First, we need to write the balanced chemical equation correctly:
Pb(NO3)2 + 2KI → PbI2 + 2KNO3
The balanced equation shows that 1 mole of lead(II) nitrate (Pb(NO3)2) reacts with 2 moles of potassium iodide (KI) to produce 1 mole of lead iodide (PbI2) and 2 moles of potassium nitrate (KNO3).
Now let's calculate the moles of potassium iodide (KI) using its molar mass.

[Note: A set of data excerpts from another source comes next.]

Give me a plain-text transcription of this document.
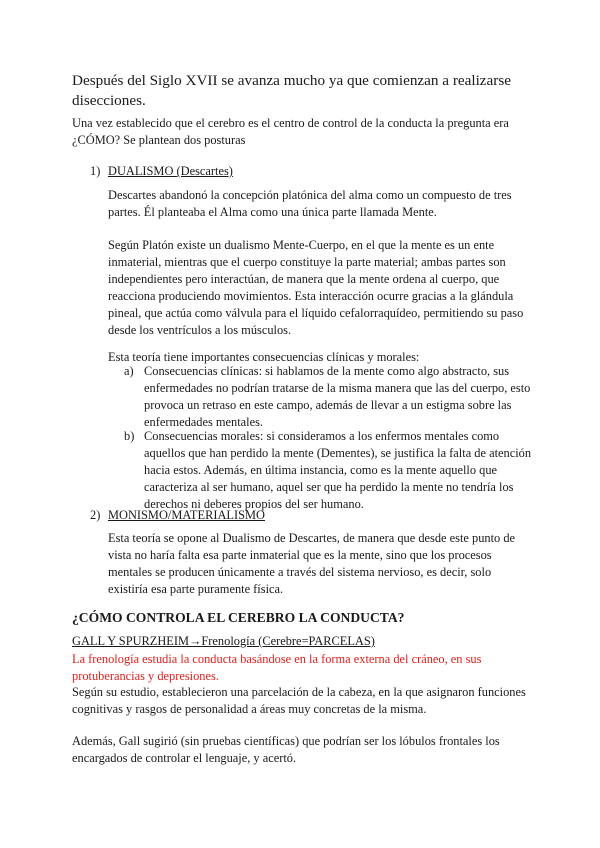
Después del Siglo XVII se avanza mucho ya que comienzan a realizarse disecciones.

Una vez establecido que el cerebro es el centro de control de la conducta la pregunta era ¿CÓMO? Se plantean dos posturas

1) DUALISMO (Descartes)

Descartes abandonó la concepción platónica del alma como un compuesto de tres partes. Él planteaba el Alma como una única parte llamada Mente.

Según Platón existe un dualismo Mente-Cuerpo, en el que la mente es un ente inmaterial, mientras que el cuerpo constituye la parte material; ambas partes son independientes pero interactúan, de manera que la mente ordena al cuerpo, que reacciona produciendo movimientos. Esta interacción ocurre gracias a la glándula pineal, que actúa como válvula para el líquido cefalorraquídeo, permitiendo su paso desde los ventrículos a los músculos.

Esta teoría tiene importantes consecuencias clínicas y morales:

a) Consecuencias clínicas: si hablamos de la mente como algo abstracto, sus enfermedades no podrían tratarse de la misma manera que las del cuerpo, esto provoca un retraso en este campo, además de llevar a un estigma sobre las enfermedades mentales.
b) Consecuencias morales: si consideramos a los enfermos mentales como aquellos que han perdido la mente (Dementes), se justifica la falta de atención hacia estos. Además, en última instancia, como es la mente aquello que caracteriza al ser humano, aquel ser que ha perdido la mente no tendría los derechos ni deberes propios del ser humano.
2) MONISMO/MATERIALISMO

Esta teoría se opone al Dualismo de Descartes, de manera que desde este punto de vista no haría falta esa parte inmaterial que es la mente, sino que los procesos mentales se producen únicamente a través del sistema nervioso, es decir, solo existiría esa parte puramente física.

¿CÓMO CONTROLA EL CEREBRO LA CONDUCTA?

GALL Y SPURZHEIM→Frenología (Cerebre=PARCELAS)

La frenología estudia la conducta basándose en la forma externa del cráneo, en sus protuberancias y depresiones.

Según su estudio, establecieron una parcelación de la cabeza, en la que asignaron funciones cognitivas y rasgos de personalidad a áreas muy concretas de la misma.

Además, Gall sugirió (sin pruebas científicas) que podrían ser los lóbulos frontales los encargados de controlar el lenguaje, y acertó.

Molar mass of KI = atomic mass of K + atomic mass of I
= (39.10 g/mole) + (126.90 g/mole)
= 166.00 g/mole
Next, we can calculate the number of moles of KI:
Moles of KI = mass of KI / molar mass of KI
= 300 g / 166.00 g/mole
≈ 1.807 moles of KI
According to the balanced equation, the mole ratio between KI and PbI2 is 2:1. Therefore, the number of moles of lead iodide (PbI2) produced will be half the number of moles of KI:
Moles of PbI2 = 1.807 moles of KI / 2
≈ 0.904 moles of PbI2
Therefore, approximately 0.904 moles of lead iodide (PbI2) will be produced from 300 g of potassium iodide (KI).
To determine the number of moles of lead iodide produced from 300. g of potassium iodide, we need to use the balanced chemical equation provided:
Pb(NO3)2 + 2KI -> PbI2 + 2KNO3
First, we need to calculate the molar mass of potassium iodide (KI) and lead iodide (PbI2):
- The molar mass of potassium (K) is approximately 39.10 g/mol.
- The molar mass of iodine (I) is approximately 126.90 g/mol.
Adding them together, we find that the molar mass of KI is approximately 39.10 + (126.90) = 166.00 g/mol.
- The molar mass of lead (Pb) is approximately 207.20 g/mol.
- The molar mass of iodine (I) is approximately 126.90 g/mol.
Adding them together, we find that the molar mass of PbI2 is approximately 207.20 + (2 x 126.90) = 461.00 g/mol.
Now, we can calculate the number of moles of potassium iodide (KI) using its molar mass:
Number of moles = mass / molar mass
Number of moles of KI = 300. g / 166.00 g/mol
Next, we can use the stoichiometric coefficients from the balanced equation to determine the mole ratio between KI and PbI2. From the equation, we can see that 2 moles of KI react to produce 1 mole of PbI2.
Using the mole ratio, we can calculate the number of moles of PbI2 produced:
Number of moles of PbI2 = Number of moles of KI x (1 mole PbI2 / 2 moles KI)
Finally, substitute the value from the previous step into the equation to find the number of moles:
Number of moles of PbI2 = (300. g / 166.00 g/mol) x (1 mole PbI2 / 2 moles KI) = (1.807 mole KI) x (1 mole PbI2 / 2 moles KI)
Simplifying, we find:
Number of moles of PbI2 = 1.807 moles PbI2
Therefore, approximately 1.807 moles of lead iodide are produced from 300. g of potassium iodide.